The AIDS epidemic is proving to be a significant challenge to healthy aging. Directly, the elderly are among those infected with HIV that will eventually succumb to AIDS. Indirectly, the illness and death of adults and children due to AIDS affects older-age parents and others in notable ways, such as a possible change in living arrangements, caregiving responsibilities, costs of treatment and care, exposure to infections, and caring for orphaned children. These changes present direct risks to the mortality and quality of life of the elderly and the effect from these risks could differ by socioeconomic status. In this way, the AIDS epidemic may also alter the association between socioeconomic status and mortality (“mortality gradient”) among the affected elderly. This study will examine the mortality gradient among the elderly in the Kwa-Zulu Natal Province of South Africa using demographic surveillance system data collected by the Africa Centre for Health and Population Studies. Additionally, the study will explore the impact of changes to household structure, related to an HIV-positive adult, on the mortality gradient. Research from other developing countries shows that HIV-positive adults return to an elderly parent or other’s household to receive care when terminally ill. With a mature epidemic, high HIV-related adult mortality, and one of the highest levels of inequality in the world, South Africa is particularly well suited to explore the impact of AIDS on the mortality gradient among the elderly.
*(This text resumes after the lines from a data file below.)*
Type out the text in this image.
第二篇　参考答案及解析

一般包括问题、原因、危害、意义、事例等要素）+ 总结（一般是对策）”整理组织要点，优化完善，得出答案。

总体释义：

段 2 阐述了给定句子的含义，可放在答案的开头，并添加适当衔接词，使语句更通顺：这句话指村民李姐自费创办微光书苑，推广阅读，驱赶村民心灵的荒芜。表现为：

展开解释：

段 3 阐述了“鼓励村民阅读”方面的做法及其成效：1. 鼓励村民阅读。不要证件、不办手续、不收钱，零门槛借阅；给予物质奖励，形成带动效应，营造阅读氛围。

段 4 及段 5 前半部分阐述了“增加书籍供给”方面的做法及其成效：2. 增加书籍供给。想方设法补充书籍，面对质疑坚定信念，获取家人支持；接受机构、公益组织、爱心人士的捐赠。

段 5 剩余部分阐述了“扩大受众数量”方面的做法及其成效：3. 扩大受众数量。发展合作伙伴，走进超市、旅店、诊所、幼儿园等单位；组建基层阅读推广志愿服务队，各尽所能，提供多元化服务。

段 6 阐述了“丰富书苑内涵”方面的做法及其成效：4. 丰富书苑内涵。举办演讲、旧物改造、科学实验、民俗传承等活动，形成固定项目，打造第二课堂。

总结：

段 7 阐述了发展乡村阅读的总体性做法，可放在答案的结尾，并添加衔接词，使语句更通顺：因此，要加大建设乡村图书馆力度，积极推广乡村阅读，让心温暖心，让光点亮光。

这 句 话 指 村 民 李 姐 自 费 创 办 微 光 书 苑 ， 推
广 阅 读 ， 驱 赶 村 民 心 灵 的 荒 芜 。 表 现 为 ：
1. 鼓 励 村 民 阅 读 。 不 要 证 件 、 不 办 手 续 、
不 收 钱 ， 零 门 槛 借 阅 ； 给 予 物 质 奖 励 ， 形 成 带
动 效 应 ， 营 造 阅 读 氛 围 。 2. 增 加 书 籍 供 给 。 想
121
Mtubatuba Rural Site Mtubatuba Rural Site
Mtubatuba Rural Site Mtubatuba Rural Site
Voluntary Counseling Center Voluntary Counseling Project
Voluntary Counseling Center Affiliated with Africa Centre Voluntary Counseling Project



Exploratory Investigation into Three Projects
in the Mississippi Delta Region

Diana Bowser

Doctor of Science degree in Population and International Health, candidate
Harvard School of Public Health  

Bowser's proposal explore three possible topics for future research, analysis and collaboration in the Mississippi River Delta Region. This exploratory phase of the research took place January 16-22, 2006 in coordination with Dr. Arthur Cosby, the Director of the Social Science Research Center at the Mississippi State University. The three research topics explored were 1) Health Effects from the Tunica Casino, 2) The Jackson, Mississippi Heart Study, and 3) A Natural Experiment with TennCare. All three topics incorporated a research arm examining the effects on the elderly. This is an exploratory trip in order to determine the type and level of data available. This trip helped determine if the research questions and/or methodology were appropriate. These three topics will become possible dissertation topics.